Transparent, High-Strength, and Shape Memory Hydrogels from Thermo-Responsive Amino Acid-Derived Vinyl Polymer Networks

Herein, the formation of unique shape-memory hydrogels that are composed of thermo-responsive amino-acid-derived vinyl polymer networks is reported; these are readily prepared by radical copolymerization of N-acryloyl glycinamide with commercially available cross-linkers, namely, methylenebis(acrylamide) and poly(ethylene glycol) diacrylate. These hydrogels are transparent (>90% transmittance at 600 nm) and are comprised of 97-70 wt% water. Furthermore, these contain both chemical and physical cross-linkages that are based on the multiple hydrogen bonds attained via amino acid units; this composition is aimed at generating opposing stimuli-responsive characters, namely, chemically stable and thermo-sensitive properties. A cooperative interplay of these two networks enables the hydrogels to exhibit a decent mechanical toughness (breaking strength approximate to 0.3 MPa and breaking elongation >600%) and a shape fix/memory capability.

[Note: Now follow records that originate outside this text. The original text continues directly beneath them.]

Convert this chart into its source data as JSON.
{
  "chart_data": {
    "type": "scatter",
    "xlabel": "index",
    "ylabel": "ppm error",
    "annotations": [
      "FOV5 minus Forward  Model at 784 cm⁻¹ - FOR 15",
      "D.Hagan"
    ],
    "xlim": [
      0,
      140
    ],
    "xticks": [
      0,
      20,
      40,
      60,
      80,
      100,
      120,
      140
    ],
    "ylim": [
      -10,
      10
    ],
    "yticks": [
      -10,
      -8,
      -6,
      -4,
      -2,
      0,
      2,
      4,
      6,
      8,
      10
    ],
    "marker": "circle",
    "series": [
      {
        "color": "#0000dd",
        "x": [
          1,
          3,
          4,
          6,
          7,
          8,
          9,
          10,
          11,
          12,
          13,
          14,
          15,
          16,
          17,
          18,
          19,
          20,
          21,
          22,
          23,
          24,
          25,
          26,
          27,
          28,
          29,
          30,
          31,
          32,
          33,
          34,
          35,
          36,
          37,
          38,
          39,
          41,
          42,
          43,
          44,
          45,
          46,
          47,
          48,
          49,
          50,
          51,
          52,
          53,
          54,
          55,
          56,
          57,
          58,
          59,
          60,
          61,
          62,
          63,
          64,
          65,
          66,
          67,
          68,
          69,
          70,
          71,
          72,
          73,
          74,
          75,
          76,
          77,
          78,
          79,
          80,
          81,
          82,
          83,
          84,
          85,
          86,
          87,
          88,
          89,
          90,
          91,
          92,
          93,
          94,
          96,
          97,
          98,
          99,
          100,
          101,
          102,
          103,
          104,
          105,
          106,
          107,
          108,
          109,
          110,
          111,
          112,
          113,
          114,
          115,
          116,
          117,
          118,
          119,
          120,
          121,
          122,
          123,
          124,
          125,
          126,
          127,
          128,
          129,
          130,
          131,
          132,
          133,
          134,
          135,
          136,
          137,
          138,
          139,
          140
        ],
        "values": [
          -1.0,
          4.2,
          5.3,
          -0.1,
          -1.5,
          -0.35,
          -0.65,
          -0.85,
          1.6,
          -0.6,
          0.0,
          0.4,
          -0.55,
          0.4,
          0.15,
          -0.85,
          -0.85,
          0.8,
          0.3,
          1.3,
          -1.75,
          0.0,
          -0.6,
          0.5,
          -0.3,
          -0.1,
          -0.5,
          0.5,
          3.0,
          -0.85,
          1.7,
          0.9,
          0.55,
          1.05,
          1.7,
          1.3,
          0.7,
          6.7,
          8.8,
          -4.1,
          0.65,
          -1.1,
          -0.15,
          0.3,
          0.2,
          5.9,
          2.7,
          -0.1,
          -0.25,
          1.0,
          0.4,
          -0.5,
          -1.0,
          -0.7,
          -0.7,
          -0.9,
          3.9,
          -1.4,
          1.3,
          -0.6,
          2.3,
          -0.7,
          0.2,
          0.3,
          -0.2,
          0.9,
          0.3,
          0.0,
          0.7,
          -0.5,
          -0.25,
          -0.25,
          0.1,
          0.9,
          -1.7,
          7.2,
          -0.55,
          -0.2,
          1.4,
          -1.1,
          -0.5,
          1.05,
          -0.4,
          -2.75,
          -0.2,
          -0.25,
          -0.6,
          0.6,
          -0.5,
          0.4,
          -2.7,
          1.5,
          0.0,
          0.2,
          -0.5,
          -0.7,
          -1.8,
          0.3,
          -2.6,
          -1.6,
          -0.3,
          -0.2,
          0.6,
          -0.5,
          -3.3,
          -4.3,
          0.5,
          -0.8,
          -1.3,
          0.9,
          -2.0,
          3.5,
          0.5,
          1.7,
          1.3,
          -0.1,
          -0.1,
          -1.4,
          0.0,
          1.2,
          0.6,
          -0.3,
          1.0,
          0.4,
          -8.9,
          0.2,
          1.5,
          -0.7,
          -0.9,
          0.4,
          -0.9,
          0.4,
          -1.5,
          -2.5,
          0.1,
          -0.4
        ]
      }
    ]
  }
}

The temporary shape is easily fixed by cooling at 4 degrees C after deformation at high temperature, and it instantly recovers its original shape through reheating. Furthermore, a multi-shape memory effect is achieved by incorporating the pH-responsive N-acryloyl alanine unit into the hydrogel system as a comonomer; in this system, three distinct shapes can be fixed through temperature and pH manipulations. This facilely attainable shape memory hydrogel has significant potential in various fields, such as soft actuators, sensors, and biomedical materials.